In a large skillet over medium-high heat, heat olive oil and/or vegan butter until melted.
Add onions and sauté for about 1 minute, until translucent.
Add celery and carrots and sauté for an additional 3-5 minutes, until just starting to pick up some color.
Crumble tofu into the pan and cook, stirring often, until any excess water in the tofu cooks off (i.e. until there is no loose water in the pan).
Add tomato paste and stir to coat the tofu and veggies. Then cook for an additional 1-2 minutes until the tomato paste goes from a vibrant red color to a deeper, rusty red color.

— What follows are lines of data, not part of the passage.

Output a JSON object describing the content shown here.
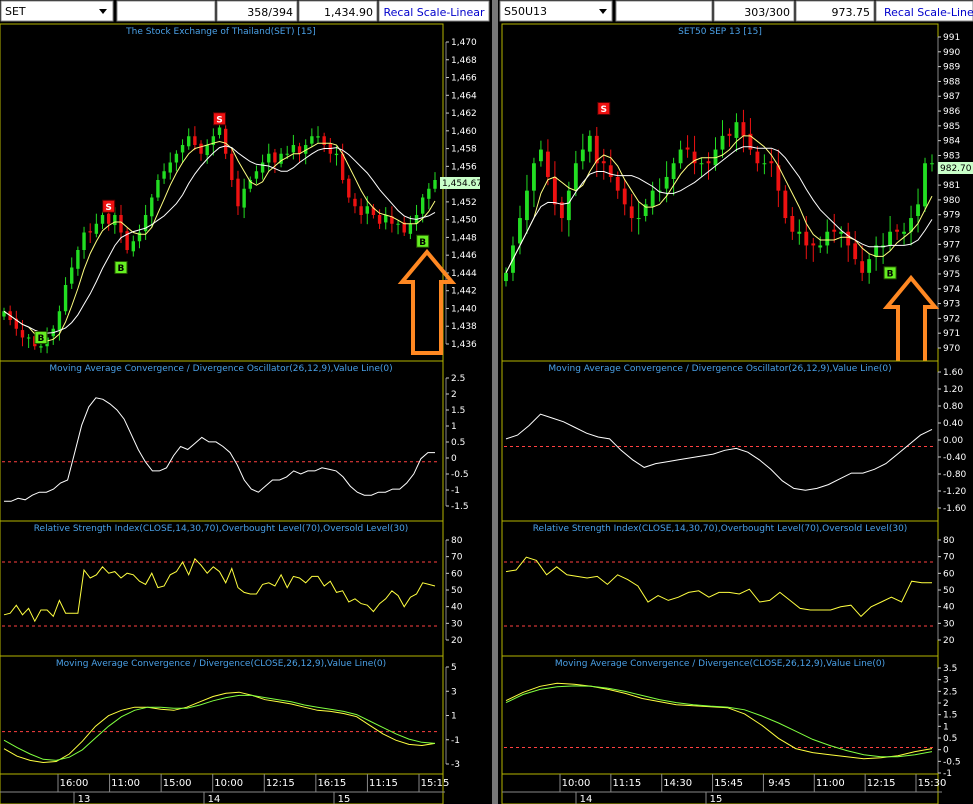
{
  "colors": {
    "background": "#000000",
    "panel_border": "#b4b400",
    "title_text": "#4aa0e6",
    "axis_text": "#ffffff",
    "up_candle": "#22dd22",
    "down_candle": "#ee1111",
    "ma_fast": "#ffff80",
    "ma_slow": "#ffffff",
    "macd_line": "#ffffff",
    "rsi_line": "#ffff40",
    "macd2_a": "#ffff40",
    "macd2_b": "#80ff40",
    "ref_line": "#ff4040",
    "buy_marker": "#66ee22",
    "sell_marker": "#ee1111",
    "arrow": "#ff8822",
    "toolbar_bg": "#ffffff",
    "recal_text": "#0000cc",
    "splitter": "#777777"
  },
  "icons": {
    "dropdown": "chevron-down-icon",
    "arrow": "up-arrow-icon"
  },
  "left": {
    "symbol": "SET",
    "counter": "358/394",
    "last_price": "1,434.90",
    "recal": "Recal Scale-Linear",
    "price_title": "The Stock Exchange of Thailand(SET) [15]",
    "price_ticks": [
      "1,470",
      "1,468",
      "1,466",
      "1,464",
      "1,462",
      "1,460",
      "1,458",
      "1,456",
      "1,454",
      "1,452",
      "1,450",
      "1,448",
      "1,446",
      "1,444",
      "1,442",
      "1,440",
      "1,438",
      "1,436"
    ],
    "current_price": "1,454.67",
    "macd_osc_title": "Moving Average Convergence / Divergence Oscillator(26,12,9),Value Line(0)",
    "macd_osc_ticks": [
      "2.5",
      "2",
      "1.5",
      "1",
      "0.5",
      "0",
      "-0.5",
      "-1",
      "-1.5"
    ],
    "rsi_title": "Relative Strength Index(CLOSE,14,30,70),Overbought Level(70),Oversold Level(30)",
    "rsi_ticks": [
      "80",
      "70",
      "60",
      "50",
      "40",
      "30",
      "20"
    ],
    "macd_title": "Moving Average Convergence / Divergence(CLOSE,26,12,9),Value Line(0)",
    "macd_ticks": [
      "5",
      "3",
      "1",
      "-1",
      "-3"
    ],
    "time_labels": [
      "16:00",
      "11:00",
      "15:00",
      "10:00",
      "12:15",
      "16:15",
      "11:15",
      "15:15"
    ],
    "date_labels": [
      "13",
      "14",
      "15"
    ],
    "signal_labels": [
      "B",
      "S",
      "B",
      "S",
      "B"
    ]
  },
  "right": {
    "symbol": "S50U13",
    "counter": "303/300",
    "last_price": "973.75",
    "recal": "Recal Scale-Linear",
    "price_title": "SET50 SEP 13   [15]",
    "price_ticks": [
      "991",
      "990",
      "989",
      "988",
      "987",
      "986",
      "985",
      "984",
      "983",
      "982",
      "981",
      "980",
      "979",
      "978",
      "977",
      "976",
      "975",
      "974",
      "973",
      "972",
      "971",
      "970"
    ],
    "current_price": "982.70",
    "macd_osc_title": "Moving Average Convergence / Divergence Oscillator(26,12,9),Value Line(0)",
    "macd_osc_ticks": [
      "1.60",
      "1.20",
      "0.80",
      "0.40",
      "0.00",
      "-0.40",
      "-0.80",
      "-1.20",
      "-1.60"
    ],
    "rsi_title": "Relative Strength Index(CLOSE,14,30,70),Overbought Level(70),Oversold Level(30)",
    "rsi_ticks": [
      "80",
      "70",
      "60",
      "50",
      "40",
      "30",
      "20"
    ],
    "macd_title": "Moving Average Convergence / Divergence(CLOSE,26,12,9),Value Line(0)",
    "macd_ticks": [
      "3.5",
      "3",
      "2.5",
      "2",
      "1.5",
      "1",
      "0.5",
      "0",
      "-0.5",
      "-1"
    ],
    "time_labels": [
      "10:00",
      "11:15",
      "14:30",
      "15:45",
      "9:45",
      "11:00",
      "12:15",
      "15:30"
    ],
    "date_labels": [
      "14",
      "15"
    ],
    "signal_labels": [
      "S",
      "B"
    ]
  },
  "chart_data": [
    {
      "type": "candlestick",
      "series": "SET",
      "ylim": [
        1435,
        1471
      ],
      "close": [
        1440,
        1439,
        1438,
        1437,
        1437,
        1436,
        1436,
        1437,
        1438,
        1440,
        1443,
        1445,
        1447,
        1449,
        1449,
        1450,
        1451,
        1450,
        1451,
        1449,
        1447,
        1448,
        1449,
        1451,
        1453,
        1455,
        1456,
        1457,
        1458,
        1459,
        1460,
        1459,
        1458,
        1459,
        1460,
        1461,
        1458,
        1455,
        1452,
        1454,
        1455,
        1456,
        1457,
        1458,
        1457,
        1458,
        1458,
        1459,
        1458,
        1459,
        1460,
        1460,
        1459,
        1458,
        1458,
        1455,
        1453,
        1452,
        1451,
        1452,
        1451,
        1450,
        1451,
        1450,
        1450,
        1449,
        1450,
        1451,
        1453,
        1454,
        1455
      ],
      "signals": [
        {
          "label": "B",
          "index": 6,
          "price": 1437
        },
        {
          "label": "S",
          "index": 17,
          "price": 1452
        },
        {
          "label": "B",
          "index": 19,
          "price": 1445
        },
        {
          "label": "S",
          "index": 35,
          "price": 1462
        },
        {
          "label": "B",
          "index": 68,
          "price": 1448
        }
      ]
    },
    {
      "type": "candlestick",
      "series": "S50U13",
      "ylim": [
        969,
        992
      ],
      "close": [
        975,
        977,
        979,
        981,
        983,
        984,
        982,
        980,
        979,
        981,
        983,
        984,
        985,
        983,
        983,
        982,
        981,
        980,
        979,
        979,
        980,
        981,
        981,
        982,
        983,
        984,
        984,
        983,
        983,
        983,
        984,
        985,
        985,
        986,
        985,
        984,
        983,
        983,
        983,
        981,
        979,
        978,
        978,
        977,
        977,
        977,
        978,
        978,
        978,
        977,
        976,
        975,
        976,
        977,
        977,
        978,
        978,
        978,
        979,
        980,
        983,
        983
      ],
      "signals": [
        {
          "label": "S",
          "index": 14,
          "price": 987
        },
        {
          "label": "B",
          "index": 55,
          "price": 975
        }
      ]
    },
    {
      "type": "line",
      "series": "SET MACD Oscillator",
      "ylim": [
        -1.75,
        2.75
      ],
      "values": [
        -1.3,
        -1.3,
        -1.2,
        -1.25,
        -1.1,
        -1.0,
        -1.0,
        -0.9,
        -0.7,
        -0.6,
        0.3,
        1.2,
        1.8,
        2.1,
        2.05,
        1.9,
        1.7,
        1.4,
        0.9,
        0.4,
        0.0,
        -0.3,
        -0.3,
        -0.2,
        0.2,
        0.5,
        0.4,
        0.6,
        0.8,
        0.65,
        0.65,
        0.5,
        0.3,
        -0.1,
        -0.6,
        -0.9,
        -1.0,
        -0.8,
        -0.6,
        -0.6,
        -0.5,
        -0.3,
        -0.4,
        -0.3,
        -0.3,
        -0.2,
        -0.25,
        -0.3,
        -0.5,
        -0.8,
        -1.0,
        -1.1,
        -1.1,
        -1.0,
        -1.0,
        -0.9,
        -0.9,
        -0.7,
        -0.4,
        0.1,
        0.3,
        0.3
      ]
    },
    {
      "type": "line",
      "series": "SET RSI",
      "ylim": [
        15,
        85
      ],
      "values": [
        37,
        38,
        43,
        37,
        41,
        33,
        40,
        40,
        36,
        46,
        38,
        38,
        38,
        65,
        60,
        62,
        67,
        63,
        64,
        60,
        63,
        62,
        58,
        56,
        63,
        54,
        55,
        62,
        64,
        70,
        62,
        72,
        68,
        63,
        67,
        64,
        57,
        66,
        54,
        51,
        50,
        50,
        56,
        57,
        55,
        62,
        54,
        61,
        60,
        57,
        61,
        61,
        55,
        58,
        51,
        52,
        45,
        47,
        44,
        43,
        39,
        44,
        47,
        52,
        49,
        42,
        48,
        50,
        57,
        56,
        55
      ],
      "overbought": 70,
      "oversold": 30
    },
    {
      "type": "line",
      "series": "SET MACD",
      "ylim": [
        -3.6,
        5.6
      ],
      "series_a": [
        -1.6,
        -2.3,
        -2.7,
        -2.9,
        -2.8,
        -2.1,
        -0.9,
        0.5,
        1.5,
        2.0,
        2.3,
        2.3,
        2.1,
        2.0,
        2.3,
        2.8,
        3.3,
        3.6,
        3.7,
        3.4,
        3.0,
        2.8,
        2.6,
        2.3,
        2.0,
        1.9,
        1.7,
        1.4,
        0.6,
        -0.2,
        -0.8,
        -1.2,
        -1.3,
        -1.1
      ],
      "series_b": [
        -0.8,
        -1.5,
        -2.1,
        -2.6,
        -2.7,
        -2.4,
        -1.7,
        -0.6,
        0.5,
        1.4,
        2.0,
        2.3,
        2.3,
        2.2,
        2.2,
        2.5,
        2.9,
        3.2,
        3.4,
        3.4,
        3.2,
        3.0,
        2.8,
        2.5,
        2.3,
        2.1,
        1.9,
        1.6,
        1.0,
        0.4,
        -0.2,
        -0.7,
        -1.0,
        -1.1
      ],
      "zero_line": 0
    },
    {
      "type": "line",
      "series": "S50U13 MACD Oscillator",
      "ylim": [
        -1.8,
        1.8
      ],
      "values": [
        0.2,
        0.3,
        0.55,
        0.85,
        0.75,
        0.65,
        0.5,
        0.35,
        0.25,
        0.2,
        -0.1,
        -0.35,
        -0.55,
        -0.45,
        -0.4,
        -0.35,
        -0.3,
        -0.25,
        -0.2,
        -0.1,
        -0.05,
        -0.15,
        -0.35,
        -0.6,
        -0.9,
        -1.1,
        -1.15,
        -1.1,
        -1.0,
        -0.85,
        -0.7,
        -0.7,
        -0.6,
        -0.45,
        -0.2,
        0.05,
        0.3,
        0.45
      ]
    },
    {
      "type": "line",
      "series": "S50U13 RSI",
      "ylim": [
        15,
        85
      ],
      "values": [
        64,
        65,
        73,
        71,
        62,
        67,
        62,
        61,
        60,
        61,
        56,
        62,
        59,
        55,
        45,
        49,
        46,
        48,
        51,
        52,
        48,
        51,
        51,
        50,
        53,
        45,
        46,
        51,
        46,
        41,
        40,
        40,
        40,
        42,
        43,
        36,
        42,
        45,
        48,
        45,
        58,
        57,
        57
      ],
      "overbought": 70,
      "oversold": 30
    },
    {
      "type": "line",
      "series": "S50U13 MACD",
      "ylim": [
        -1.1,
        3.7
      ],
      "series_a": [
        2.3,
        2.7,
        3.0,
        3.15,
        3.1,
        3.0,
        2.85,
        2.65,
        2.4,
        2.25,
        2.1,
        2.05,
        2.0,
        1.95,
        1.65,
        1.1,
        0.45,
        -0.05,
        -0.25,
        -0.35,
        -0.45,
        -0.55,
        -0.5,
        -0.4,
        -0.2,
        -0.05
      ],
      "series_b": [
        2.2,
        2.6,
        2.85,
        2.98,
        3.02,
        3.0,
        2.9,
        2.75,
        2.55,
        2.35,
        2.2,
        2.1,
        2.03,
        1.98,
        1.85,
        1.55,
        1.2,
        0.8,
        0.4,
        0.1,
        -0.15,
        -0.35,
        -0.45,
        -0.45,
        -0.35,
        -0.2
      ],
      "zero_line": 0
    }
  ]
}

Optionally, deglaze the pan with a dry wine of choice. (Otherwise, deglaze with vegetable broth.) Use a wooden spoon to scrape up any fond from the bottom of the pan.
Add in the beef-style veggie broth. (If using a bouillon cube or paste, you can add it directly into the pan with the appropriate amount of water; you don't have to mix it ahead of time.)
Add bay leaves and bring the mixture up to a boil. Then reduce heat to low and simmer for 10-15 minutes, uncovered, to thicken the sauce and develop the flavors. During this time you can prepare your pasta according to package directions until al dente, reserving some of the starchy water from cooking.
When the sauce has reached your desired thickness, give it a taste and adjust salt and pepper to preference. (Exact amount of salt will vary depending on the brand of vegetable broth you used.)
Add in your al dente pasta and stir to coat, adding in a splash of reserved pasta water as needed to get everything to emulsify and coat the noodles.